Ознобишин бросился к Лизе. В великом треволнении он рассказал о поразительном случае в тюрьме, и она была подавлена необычайным и, как ей показалось, угрожающим стечением обстоятельств. Едва они опомнились и приступили к совету - надо ли что-нибудь предпринимать? - как новая неожиданность вмешалась в события.
Задолго до обычного часа явился домой Меркурий Авдеевич. Его как будто смутило присутствие Ознобишина, но только на минуту. Присаживаясь у кровати дочери, он обратился к нему почти родственно:
- Я забежал мимоходом. На всякий случай сказаться Лизе. Но рад, что застал вас, потому что ваше слово может мне быть сейчас очень полезно.

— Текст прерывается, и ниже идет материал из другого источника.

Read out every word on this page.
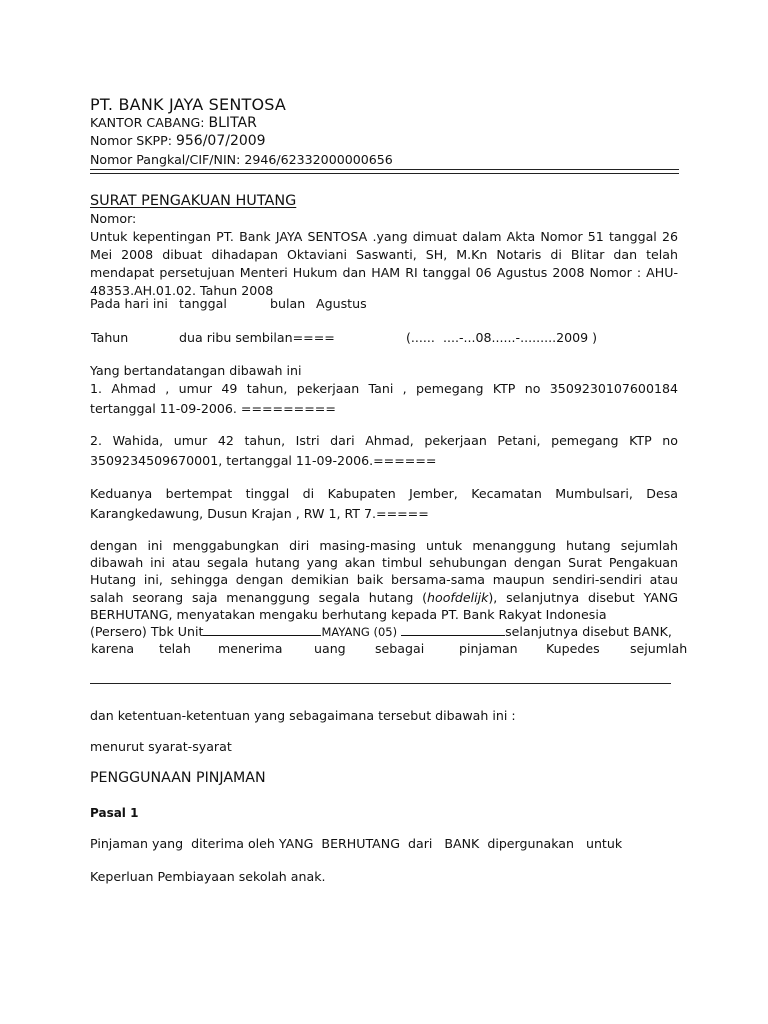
PT. BANK JAYA SENTOSA
KANTOR CABANG: BLITAR
Nomor SKPP: 956/07/2009
Nomor Pangkal/CIF/NIN: 2946/62332000000656
SURAT PENGAKUAN HUTANG
Nomor:
Untuk kepentingan PT. Bank JAYA SENTOSA .yang dimuat dalam Akta Nomor 51 tanggal 26 Mei 2008 dibuat dihadapan Oktaviani Saswanti, SH, M.Kn Notaris di Blitar dan telah mendapat persetujuan Menteri Hukum dan HAM RI tanggal 06 Agustus 2008 Nomor : AHU-48353.AH.01.02. Tahun 2008
Pada hari ini tanggal	bulan Agustus
Tahun	dua ribu sembilan====	(......  ....-...08......-.........2009 )
Yang bertandatangan dibawah ini
1. Ahmad , umur 49 tahun, pekerjaan Tani , pemegang KTP no 3509230107600184 tertanggal 11-09-2006. =========
2. Wahida, umur 42 tahun, Istri dari Ahmad, pekerjaan Petani, pemegang KTP no 3509234509670001, tertanggal 11-09-2006.======
Keduanya bertempat tinggal di Kabupaten Jember, Kecamatan Mumbulsari, Desa Karangkedawung, Dusun Krajan , RW 1, RT 7.=====
dengan ini menggabungkan diri masing-masing untuk menanggung hutang sejumlah dibawah ini atau segala hutang yang akan timbul sehubungan dengan Surat Pengakuan Hutang ini, sehingga dengan demikian baik bersama-sama maupun sendiri-sendiri atau salah seorang saja menanggung segala hutang (hoofdelijk), selanjutnya disebut YANG BERHUTANG, menyatakan mengaku berhutang kepada PT. Bank Rakyat Indonesia
(Persero) Tbk Unit	MAYANG (05)	selanjutnya disebut BANK,
karena telah menerima	uang sebagai	pinjaman Kupedes sejumlah
dan ketentuan-ketentuan yang sebagaimana tersebut dibawah ini :
menurut syarat-syarat
PENGGUNAAN PINJAMAN
Pasal 1
Pinjaman yang  diterima oleh YANG  BERHUTANG  dari   BANK  dipergunakan   untuk
Keperluan Pembiayaan sekolah anak.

Он говорил чуть внятно, дышал часто, будто примчался неоглядкой, и вид его был помраченный.
- Вот. Подали мне на службе. Срочно. К трем часам дня вызван я, как видите...
Он протянул Ознобишину бумажку. Финансовый отдел городского Совета предлагал гражданину Мешкову явиться в сороковую комнату к товарищу...
Тут у Анатолия Михайловича, читавшего повестку про себя, вырвалось во всеуслышание:
- К Рагозину?
Лиза приподнялась на локтях и спросила шепотом:
- В тюрьму?
- В тюрьму? - подхватил Меркурий Авдеевич. - Почему в тюрьму?
Ознобишин встал и сделал два-три неопределенных шажка прочь от кровати и назад. Все трое некоторое время не могли выговорить ни слова. Меркурий Авдеевич испуганно смотрел на дочь. Она полусидела, упираясь в подушку локтями, и у ней были видны темные ямки, запавшие под ключицы.
- Может, это другой Рагозин? - несмело предположил Анатолий Михайлович.
- Какой там другой! - отчаянно махнул руками Мешков. - Тот самый Рагозин, я знаю!
- Тот самый? Который в тюрьме? - спросил Ознобишин.
- Был когда-то! Теперь все они на воле. Я уж разузнал: Рагозин, который у меня во флигеле квартирантом стоял. Назад с десяток лет. Тогда его у меня и забрали.
- Неужели Петр Петрович? - сказала Лиза.
- Он и есть.
- Так это же хорошо! Он ведь, наверно, тебя помнит.
- Не знаю, что лучше - чтобы помнил или чтобы забыл. Ты чего про тюрьму-то заговорила?